More than Just a Game
Anant Singh produced this docu-drama, directed by Junaid Ahmed, in 2007. Robben Island in the 1960s is the setting and the story is narrated by former prisoners. It features Presley Chweneyagae as Mark Shinners, Wright Ngubane as Antony Suze, Az Abrahams as Sedick Isaacs and Tshepo Maseko as Lizo Sitoto.
With sheer obduracy, the inmates persuaded prison authorities to allow them to play the game on weekends. From humble beginning — playing the game with a ball made from paper and rags — the island ended up with a league, complete with referees and a constitution.
It’s a stirring statement on how football can make a difference in the lives of people.
History of Ivory
Although a lot has been written about the brain drain from the developing world, not a lot has been said about the transfer of young football talent to Europe.
Beveren, a first-division football club in Belgium, is the egregious epitome of this latter-day slavery. History of Ivory features Jean-Marc Guillou, a football scout and coach, and the founder of the Abidjan football school.
The story unfolds both in the Beveren boardrooms — where some, rightly, are confounded that their local team is increasingly full of Ivorians — and in Africa, where Guillou collects young boys to ship to the “slave” markets of Europe.
The film shows the risks and insecurities faced by young boys plucked from their families and loved ones.
We encounter a younger Emmanuel Eboue (now at Arsenal) and Yaya Toure (now at Barcelona) and their hazard-strewn paths to global stardom.
Drogba Fever
If Chelsea striker Didier Drogba becomes more popular than he already is, he will move into the equivalent of Mahlamba Ndlopfu, or whatever the Ivorians call their president’s residence.
In this documentary (which is a tad amateurish), directed by Naashon Zalk, the filmmaker goes in search of the Drogba legend on the football pitches of Abidjan and in the striker’s ancestral village, where he has built a school, houses and drilled a borehole.
The film also examines Drogba’s role in ending the civil war that divided the rebel-controlled north from the government-run south.
The Gods of Brazil
Who is the greatest Brazil player of all time?
Pele, I hear you say. Perhaps not — it could be Garrincha. At least, that’s what this documentary, made by Jean-Christophe Rosé, seems to suggest.
The debate about the world’s greatest footballer is one that is regularly dusted off whenever an exceptional player emerges.
Using archive footage — some of it grainy — the immensely watchable DVD charts the path of Pele and Garrincha, two of Brazil’s football legends. It shows how Pele, ever so clever and media savvy, is regularly held up as one of the best players in the world, whereas the other, an alcoholic who died at 49, is known only by football aficionados of a certain age.
The Game of Their Lives
More than 40 years ago, in 1966, North Korea qualified for the World Cup hosted by England. But there was a problem: enmity between England and North Korea — and the former was wary of doing anything that would let the communist republic score diplomatic points.

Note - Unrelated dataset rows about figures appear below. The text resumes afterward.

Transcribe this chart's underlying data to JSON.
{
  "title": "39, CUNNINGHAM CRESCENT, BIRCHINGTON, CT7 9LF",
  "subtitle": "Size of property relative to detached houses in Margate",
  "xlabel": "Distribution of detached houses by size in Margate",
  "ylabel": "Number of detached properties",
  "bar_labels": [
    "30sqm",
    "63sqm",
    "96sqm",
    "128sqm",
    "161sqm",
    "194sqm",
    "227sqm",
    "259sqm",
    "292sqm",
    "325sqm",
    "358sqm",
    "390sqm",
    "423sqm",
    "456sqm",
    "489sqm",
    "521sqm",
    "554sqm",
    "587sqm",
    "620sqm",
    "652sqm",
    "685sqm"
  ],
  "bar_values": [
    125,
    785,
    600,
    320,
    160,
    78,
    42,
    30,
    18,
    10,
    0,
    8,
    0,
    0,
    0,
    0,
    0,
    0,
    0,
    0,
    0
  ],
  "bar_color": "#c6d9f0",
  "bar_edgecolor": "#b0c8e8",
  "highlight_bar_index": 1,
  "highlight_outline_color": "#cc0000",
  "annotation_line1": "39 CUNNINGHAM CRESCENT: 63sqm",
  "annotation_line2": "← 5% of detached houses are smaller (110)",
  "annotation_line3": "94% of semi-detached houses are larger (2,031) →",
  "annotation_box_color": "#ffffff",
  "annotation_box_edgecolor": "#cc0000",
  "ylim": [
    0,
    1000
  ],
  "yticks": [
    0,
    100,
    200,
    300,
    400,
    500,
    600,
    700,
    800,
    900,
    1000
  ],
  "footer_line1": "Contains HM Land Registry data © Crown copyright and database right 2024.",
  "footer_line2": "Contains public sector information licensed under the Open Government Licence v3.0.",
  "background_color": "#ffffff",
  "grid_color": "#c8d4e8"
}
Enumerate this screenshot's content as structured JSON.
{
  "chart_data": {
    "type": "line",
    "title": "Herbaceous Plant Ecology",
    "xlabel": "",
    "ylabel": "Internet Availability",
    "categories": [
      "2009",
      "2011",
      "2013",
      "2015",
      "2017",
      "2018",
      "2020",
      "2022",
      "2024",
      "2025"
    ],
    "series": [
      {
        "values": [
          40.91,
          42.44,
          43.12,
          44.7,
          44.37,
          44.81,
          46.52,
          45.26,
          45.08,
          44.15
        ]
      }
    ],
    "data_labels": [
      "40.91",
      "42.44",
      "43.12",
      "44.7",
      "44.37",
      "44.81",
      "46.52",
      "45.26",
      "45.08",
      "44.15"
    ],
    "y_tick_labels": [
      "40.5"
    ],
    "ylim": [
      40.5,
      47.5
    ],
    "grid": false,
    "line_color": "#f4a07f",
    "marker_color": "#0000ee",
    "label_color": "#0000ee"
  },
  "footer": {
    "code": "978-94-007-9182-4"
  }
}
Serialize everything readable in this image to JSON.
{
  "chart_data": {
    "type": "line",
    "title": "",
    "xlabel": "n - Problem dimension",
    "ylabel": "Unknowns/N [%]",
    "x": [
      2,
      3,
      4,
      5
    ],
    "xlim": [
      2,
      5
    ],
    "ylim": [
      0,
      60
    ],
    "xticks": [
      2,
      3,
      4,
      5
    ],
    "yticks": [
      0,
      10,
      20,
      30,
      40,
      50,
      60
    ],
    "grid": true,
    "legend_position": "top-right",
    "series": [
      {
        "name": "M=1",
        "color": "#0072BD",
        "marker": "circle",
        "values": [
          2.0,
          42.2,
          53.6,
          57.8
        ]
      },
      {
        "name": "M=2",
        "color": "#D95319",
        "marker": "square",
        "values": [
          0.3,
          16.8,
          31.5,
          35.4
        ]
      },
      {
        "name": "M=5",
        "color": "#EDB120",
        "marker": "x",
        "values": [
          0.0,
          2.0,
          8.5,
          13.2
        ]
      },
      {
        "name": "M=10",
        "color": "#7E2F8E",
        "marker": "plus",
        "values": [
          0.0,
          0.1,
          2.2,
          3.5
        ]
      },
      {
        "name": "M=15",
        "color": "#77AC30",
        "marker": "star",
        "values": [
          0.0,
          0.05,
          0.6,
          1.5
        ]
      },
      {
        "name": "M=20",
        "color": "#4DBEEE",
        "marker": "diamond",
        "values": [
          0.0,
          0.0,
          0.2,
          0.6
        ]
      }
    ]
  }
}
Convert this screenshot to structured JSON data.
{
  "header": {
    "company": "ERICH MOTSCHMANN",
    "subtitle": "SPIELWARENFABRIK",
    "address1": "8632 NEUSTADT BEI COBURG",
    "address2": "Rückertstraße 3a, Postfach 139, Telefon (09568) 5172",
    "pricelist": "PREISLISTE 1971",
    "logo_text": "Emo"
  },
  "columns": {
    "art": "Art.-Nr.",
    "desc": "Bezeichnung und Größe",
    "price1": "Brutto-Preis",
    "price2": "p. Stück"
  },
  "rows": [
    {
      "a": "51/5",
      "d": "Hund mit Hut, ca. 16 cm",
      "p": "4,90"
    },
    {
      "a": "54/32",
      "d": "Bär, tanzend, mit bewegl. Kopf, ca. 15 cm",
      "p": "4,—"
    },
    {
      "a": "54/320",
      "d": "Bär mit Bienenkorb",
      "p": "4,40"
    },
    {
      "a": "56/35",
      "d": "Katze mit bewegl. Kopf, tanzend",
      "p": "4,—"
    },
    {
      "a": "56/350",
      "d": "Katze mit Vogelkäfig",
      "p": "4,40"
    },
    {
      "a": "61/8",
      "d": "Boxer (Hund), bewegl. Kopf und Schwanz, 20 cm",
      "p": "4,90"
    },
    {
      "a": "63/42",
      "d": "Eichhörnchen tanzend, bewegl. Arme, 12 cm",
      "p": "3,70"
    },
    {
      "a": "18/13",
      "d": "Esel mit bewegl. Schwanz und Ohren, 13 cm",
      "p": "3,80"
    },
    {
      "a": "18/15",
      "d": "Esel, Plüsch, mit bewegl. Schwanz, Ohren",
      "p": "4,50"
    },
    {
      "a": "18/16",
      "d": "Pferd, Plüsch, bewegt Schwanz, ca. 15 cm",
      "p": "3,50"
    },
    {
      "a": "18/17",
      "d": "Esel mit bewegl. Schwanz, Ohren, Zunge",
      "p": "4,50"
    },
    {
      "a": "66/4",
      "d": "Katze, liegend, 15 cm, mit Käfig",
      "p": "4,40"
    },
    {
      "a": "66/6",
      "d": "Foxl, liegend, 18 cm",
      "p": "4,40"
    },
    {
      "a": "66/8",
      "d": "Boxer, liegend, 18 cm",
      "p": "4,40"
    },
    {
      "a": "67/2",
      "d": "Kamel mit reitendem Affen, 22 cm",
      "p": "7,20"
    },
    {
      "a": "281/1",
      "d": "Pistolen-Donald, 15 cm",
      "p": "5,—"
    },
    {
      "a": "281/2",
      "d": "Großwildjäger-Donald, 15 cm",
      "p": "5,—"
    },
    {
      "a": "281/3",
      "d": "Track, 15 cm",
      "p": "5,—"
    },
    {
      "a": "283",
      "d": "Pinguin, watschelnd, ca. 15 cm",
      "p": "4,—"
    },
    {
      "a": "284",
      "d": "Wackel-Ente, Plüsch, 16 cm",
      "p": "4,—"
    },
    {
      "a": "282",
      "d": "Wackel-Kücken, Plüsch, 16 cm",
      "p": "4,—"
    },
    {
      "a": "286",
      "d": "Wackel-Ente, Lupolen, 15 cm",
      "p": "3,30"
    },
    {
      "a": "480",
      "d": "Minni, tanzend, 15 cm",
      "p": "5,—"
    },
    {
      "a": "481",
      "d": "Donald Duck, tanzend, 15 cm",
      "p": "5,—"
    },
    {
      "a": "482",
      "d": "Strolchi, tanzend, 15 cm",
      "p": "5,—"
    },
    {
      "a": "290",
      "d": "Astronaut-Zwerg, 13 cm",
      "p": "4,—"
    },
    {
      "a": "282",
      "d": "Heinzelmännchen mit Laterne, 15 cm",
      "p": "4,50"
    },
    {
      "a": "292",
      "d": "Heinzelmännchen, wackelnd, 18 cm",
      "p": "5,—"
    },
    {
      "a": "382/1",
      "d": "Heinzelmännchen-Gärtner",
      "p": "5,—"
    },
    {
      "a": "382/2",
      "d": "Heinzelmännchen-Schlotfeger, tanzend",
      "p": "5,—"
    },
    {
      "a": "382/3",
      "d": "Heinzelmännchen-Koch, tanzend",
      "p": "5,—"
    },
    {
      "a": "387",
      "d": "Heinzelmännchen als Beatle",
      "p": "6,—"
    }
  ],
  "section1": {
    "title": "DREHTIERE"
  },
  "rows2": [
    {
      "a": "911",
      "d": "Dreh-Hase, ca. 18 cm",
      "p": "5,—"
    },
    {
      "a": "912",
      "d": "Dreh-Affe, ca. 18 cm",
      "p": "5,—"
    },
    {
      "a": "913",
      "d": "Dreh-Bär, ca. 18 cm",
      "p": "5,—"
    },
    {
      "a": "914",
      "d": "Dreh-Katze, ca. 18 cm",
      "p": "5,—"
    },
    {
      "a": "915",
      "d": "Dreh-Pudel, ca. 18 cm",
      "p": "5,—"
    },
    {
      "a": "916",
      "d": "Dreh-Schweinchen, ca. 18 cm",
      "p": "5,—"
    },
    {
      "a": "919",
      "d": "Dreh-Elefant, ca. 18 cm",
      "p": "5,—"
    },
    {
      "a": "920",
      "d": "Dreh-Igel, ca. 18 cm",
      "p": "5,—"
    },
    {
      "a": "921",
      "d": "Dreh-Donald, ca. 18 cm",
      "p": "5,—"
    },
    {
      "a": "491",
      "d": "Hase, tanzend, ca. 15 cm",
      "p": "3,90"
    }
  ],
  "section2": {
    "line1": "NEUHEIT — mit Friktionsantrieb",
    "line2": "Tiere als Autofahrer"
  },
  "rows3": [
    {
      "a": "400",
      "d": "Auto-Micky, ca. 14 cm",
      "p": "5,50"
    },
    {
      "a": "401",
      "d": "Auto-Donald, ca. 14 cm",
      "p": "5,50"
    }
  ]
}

By interviewing seven survivors of the team — wizened old men in medallion-studded jackets — Daniel Gordon tells the improbable story of the team no one gave a chance. They arrived in England incognito, endeared themselves to the Middlesborough working class and reached the quarter-final, passing through a group that included Italy and the Soviet Union. A beautiful David-and-Goliath story.